Historic apartment building in downtown Cincinnati, Ohio, United States

The Lombardy Apartment Building is a historic apartment building in downtown Cincinnati, Ohio, United States. A Victorian structure erected in 1880, it is a seven-story building with a metal-covered Mansard roof, built with brick walls and a stone foundation. Constructed by the firm of Thomas Emery's Sons, Cincinnati's leading real estate developers during the 1880s, it was one of the earliest large apartment buildings erected in the city. It is one of four large apartment complexes erected by the Emerys during the 1880s; only the Brittany and the Lombardy Apartment Buildings have endured to the present day.

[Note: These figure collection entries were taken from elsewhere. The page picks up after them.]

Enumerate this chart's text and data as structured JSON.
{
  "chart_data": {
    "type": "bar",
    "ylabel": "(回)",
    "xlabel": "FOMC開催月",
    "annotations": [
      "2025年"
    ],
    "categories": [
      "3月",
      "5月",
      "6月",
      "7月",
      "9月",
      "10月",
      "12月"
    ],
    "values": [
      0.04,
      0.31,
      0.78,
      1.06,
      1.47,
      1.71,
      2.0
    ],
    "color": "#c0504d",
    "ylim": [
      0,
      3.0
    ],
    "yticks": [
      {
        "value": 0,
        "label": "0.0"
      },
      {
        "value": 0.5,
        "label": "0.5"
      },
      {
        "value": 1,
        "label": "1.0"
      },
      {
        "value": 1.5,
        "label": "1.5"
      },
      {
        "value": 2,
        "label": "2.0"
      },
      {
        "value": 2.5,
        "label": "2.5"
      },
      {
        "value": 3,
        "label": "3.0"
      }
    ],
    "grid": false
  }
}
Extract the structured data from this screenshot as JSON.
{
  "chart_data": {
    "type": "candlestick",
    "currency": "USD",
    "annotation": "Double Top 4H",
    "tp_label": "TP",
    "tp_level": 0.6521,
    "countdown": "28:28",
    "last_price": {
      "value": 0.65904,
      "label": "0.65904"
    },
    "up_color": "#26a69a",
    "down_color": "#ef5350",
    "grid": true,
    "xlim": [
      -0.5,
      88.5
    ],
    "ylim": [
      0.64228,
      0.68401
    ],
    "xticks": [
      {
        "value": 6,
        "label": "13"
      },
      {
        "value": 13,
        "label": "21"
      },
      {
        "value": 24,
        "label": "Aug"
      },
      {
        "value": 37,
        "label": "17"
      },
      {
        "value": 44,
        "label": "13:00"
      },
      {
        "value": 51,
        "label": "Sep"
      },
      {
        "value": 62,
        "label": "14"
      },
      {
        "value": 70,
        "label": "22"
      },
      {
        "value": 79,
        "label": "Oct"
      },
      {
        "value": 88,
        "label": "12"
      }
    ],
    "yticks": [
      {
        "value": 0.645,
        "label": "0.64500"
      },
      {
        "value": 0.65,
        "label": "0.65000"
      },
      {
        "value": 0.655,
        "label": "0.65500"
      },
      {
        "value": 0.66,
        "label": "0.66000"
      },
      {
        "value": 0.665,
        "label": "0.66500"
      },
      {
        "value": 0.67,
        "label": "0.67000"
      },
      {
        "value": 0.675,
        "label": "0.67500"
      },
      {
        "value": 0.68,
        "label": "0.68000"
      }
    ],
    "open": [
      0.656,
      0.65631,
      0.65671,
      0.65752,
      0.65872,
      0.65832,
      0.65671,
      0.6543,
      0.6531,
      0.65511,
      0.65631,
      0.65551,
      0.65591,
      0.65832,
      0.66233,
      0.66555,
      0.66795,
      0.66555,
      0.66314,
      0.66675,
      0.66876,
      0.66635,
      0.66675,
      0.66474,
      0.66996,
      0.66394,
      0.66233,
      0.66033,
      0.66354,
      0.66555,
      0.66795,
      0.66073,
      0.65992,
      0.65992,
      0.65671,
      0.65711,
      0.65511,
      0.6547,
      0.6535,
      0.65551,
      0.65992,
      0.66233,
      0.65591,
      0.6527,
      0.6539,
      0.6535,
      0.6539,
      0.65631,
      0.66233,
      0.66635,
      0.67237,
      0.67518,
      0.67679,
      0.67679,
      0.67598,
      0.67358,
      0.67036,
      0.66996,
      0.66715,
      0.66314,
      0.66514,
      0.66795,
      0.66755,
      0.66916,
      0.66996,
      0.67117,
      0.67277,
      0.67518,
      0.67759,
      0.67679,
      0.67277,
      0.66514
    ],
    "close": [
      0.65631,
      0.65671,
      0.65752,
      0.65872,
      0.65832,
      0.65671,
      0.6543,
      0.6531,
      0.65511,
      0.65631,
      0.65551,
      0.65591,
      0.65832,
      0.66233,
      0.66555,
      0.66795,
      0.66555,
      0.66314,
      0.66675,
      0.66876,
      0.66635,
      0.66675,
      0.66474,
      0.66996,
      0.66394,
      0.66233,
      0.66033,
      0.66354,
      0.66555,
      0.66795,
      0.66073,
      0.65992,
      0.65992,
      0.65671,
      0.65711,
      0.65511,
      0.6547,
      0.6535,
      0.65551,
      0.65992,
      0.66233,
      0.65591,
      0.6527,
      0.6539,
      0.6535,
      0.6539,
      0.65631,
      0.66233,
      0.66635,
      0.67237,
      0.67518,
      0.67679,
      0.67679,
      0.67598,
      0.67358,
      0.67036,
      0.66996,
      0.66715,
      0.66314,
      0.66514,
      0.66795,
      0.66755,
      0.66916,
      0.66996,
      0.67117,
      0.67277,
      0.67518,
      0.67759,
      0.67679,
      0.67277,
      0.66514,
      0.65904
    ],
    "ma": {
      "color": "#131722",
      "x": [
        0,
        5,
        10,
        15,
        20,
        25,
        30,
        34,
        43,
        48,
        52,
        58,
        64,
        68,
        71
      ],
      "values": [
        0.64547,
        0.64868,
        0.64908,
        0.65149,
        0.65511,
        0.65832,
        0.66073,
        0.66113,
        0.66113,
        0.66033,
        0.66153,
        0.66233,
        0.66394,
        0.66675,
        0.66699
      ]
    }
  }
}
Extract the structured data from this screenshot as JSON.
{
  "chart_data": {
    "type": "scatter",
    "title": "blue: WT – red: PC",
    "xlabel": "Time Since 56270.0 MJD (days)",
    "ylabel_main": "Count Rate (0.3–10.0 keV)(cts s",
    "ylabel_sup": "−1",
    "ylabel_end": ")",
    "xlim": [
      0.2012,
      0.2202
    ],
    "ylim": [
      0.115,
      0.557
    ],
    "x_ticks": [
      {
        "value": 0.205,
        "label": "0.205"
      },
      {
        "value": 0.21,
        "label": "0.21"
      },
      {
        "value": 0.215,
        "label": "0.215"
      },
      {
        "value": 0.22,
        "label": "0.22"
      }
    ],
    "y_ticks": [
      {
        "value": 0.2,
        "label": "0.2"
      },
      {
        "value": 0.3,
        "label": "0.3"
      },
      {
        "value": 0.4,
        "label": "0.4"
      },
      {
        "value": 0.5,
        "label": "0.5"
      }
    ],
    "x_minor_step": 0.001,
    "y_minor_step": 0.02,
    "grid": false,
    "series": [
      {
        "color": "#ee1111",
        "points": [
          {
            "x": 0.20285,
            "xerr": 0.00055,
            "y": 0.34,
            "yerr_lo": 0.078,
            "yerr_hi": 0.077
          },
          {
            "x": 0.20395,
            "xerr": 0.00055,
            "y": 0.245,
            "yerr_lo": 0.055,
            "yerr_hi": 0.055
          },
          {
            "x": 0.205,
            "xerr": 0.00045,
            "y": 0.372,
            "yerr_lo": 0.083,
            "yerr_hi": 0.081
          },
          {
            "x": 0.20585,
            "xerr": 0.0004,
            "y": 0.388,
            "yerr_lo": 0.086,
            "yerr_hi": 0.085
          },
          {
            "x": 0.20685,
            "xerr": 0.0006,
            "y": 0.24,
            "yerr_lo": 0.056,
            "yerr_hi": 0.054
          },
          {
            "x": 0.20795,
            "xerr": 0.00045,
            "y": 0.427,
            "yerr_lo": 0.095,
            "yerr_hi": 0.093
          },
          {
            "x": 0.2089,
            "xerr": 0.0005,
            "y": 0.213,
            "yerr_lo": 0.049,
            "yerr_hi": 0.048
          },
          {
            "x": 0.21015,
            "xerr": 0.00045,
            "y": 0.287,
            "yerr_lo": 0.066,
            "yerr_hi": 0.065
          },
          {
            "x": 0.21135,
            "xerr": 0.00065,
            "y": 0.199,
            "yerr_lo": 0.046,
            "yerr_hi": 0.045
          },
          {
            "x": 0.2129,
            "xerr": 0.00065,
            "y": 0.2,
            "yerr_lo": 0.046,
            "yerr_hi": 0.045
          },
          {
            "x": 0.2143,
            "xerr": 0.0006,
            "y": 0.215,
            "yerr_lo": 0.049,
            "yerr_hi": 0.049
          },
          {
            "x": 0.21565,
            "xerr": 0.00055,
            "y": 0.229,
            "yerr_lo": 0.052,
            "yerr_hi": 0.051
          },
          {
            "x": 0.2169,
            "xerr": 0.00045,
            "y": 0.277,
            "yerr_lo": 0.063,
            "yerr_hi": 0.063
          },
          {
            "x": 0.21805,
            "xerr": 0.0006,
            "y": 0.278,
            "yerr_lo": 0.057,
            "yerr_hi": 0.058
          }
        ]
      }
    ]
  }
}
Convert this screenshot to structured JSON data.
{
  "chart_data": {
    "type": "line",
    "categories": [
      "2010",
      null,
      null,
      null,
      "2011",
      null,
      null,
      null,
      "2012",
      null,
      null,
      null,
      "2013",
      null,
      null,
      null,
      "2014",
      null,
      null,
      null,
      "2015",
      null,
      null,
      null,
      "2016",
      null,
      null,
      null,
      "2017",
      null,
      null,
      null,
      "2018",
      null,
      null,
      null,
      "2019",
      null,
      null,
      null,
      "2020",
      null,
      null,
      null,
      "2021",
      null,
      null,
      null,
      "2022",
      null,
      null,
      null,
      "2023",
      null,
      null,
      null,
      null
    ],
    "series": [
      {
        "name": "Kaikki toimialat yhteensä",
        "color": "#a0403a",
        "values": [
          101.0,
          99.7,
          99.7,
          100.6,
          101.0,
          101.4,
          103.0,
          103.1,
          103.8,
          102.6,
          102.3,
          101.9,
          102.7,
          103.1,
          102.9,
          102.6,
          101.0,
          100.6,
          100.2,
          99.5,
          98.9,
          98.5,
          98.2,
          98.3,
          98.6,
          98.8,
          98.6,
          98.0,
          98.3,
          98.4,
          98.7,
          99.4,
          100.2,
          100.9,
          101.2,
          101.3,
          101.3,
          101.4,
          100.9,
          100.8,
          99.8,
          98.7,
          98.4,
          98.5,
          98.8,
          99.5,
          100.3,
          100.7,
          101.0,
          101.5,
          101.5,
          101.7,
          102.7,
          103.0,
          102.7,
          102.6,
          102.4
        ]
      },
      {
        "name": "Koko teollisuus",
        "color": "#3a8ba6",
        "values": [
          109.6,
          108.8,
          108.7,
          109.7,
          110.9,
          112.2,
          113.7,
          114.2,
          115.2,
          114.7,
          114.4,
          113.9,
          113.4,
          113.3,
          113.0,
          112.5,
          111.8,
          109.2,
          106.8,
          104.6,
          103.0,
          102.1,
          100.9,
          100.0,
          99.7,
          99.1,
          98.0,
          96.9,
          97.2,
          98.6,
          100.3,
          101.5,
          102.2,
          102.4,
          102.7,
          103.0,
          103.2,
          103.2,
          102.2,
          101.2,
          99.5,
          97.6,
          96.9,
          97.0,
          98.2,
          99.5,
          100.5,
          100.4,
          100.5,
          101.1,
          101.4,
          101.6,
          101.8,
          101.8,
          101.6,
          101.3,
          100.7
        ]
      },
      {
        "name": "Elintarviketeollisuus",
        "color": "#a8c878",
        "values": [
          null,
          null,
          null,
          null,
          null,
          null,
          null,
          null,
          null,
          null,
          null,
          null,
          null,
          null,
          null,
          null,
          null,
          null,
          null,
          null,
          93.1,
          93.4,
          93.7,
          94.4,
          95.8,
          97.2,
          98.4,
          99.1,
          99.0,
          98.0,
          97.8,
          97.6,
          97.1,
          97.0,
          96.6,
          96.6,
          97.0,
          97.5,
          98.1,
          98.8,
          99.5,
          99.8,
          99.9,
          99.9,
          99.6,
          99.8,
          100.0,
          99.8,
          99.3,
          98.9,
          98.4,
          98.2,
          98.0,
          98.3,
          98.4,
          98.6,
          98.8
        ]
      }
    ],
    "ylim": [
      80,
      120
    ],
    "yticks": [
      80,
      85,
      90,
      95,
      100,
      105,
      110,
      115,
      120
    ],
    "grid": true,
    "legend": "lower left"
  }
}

Both the Lombardy and the Brittany were built according to designs by Samuel Hannaford; at that time, his independent architectural practice was gaining great prominence in the Cincinnati metropolitan area.

William Howard Taft, 27th President of the United States resided in flat number 25 during his bachelor years of 1883-1885. He is listed here in the 1884 Cincinnati directory.

Among the distinctive elements of the Lombardy's architecture are plentiful pilasters with Corinthian-style capitals, an elaborate cornice and brackets, and multiple balconies of wrought iron. Although the walls are primarily brick, they are decorated with elements of sandstone, along with limestone details and projections.

In 1976, the Lombardy Apartment Building and many surrounding buildings were designated a historic district, the West Fourth Street Historic District, and added to the National Register of Historic Places. Four years later, the Lombardy was individually listed on the Register, due to its well-preserved historic architecture; it was seen as one of the region's finest examples of late 19th century urban Victorian architecture. Dozens of other properties in Cincinnati, including the Brittany Apartment Building, were added to the Register at the same time as part of a multiple property submission of buildings designed by Samuel Hannaford.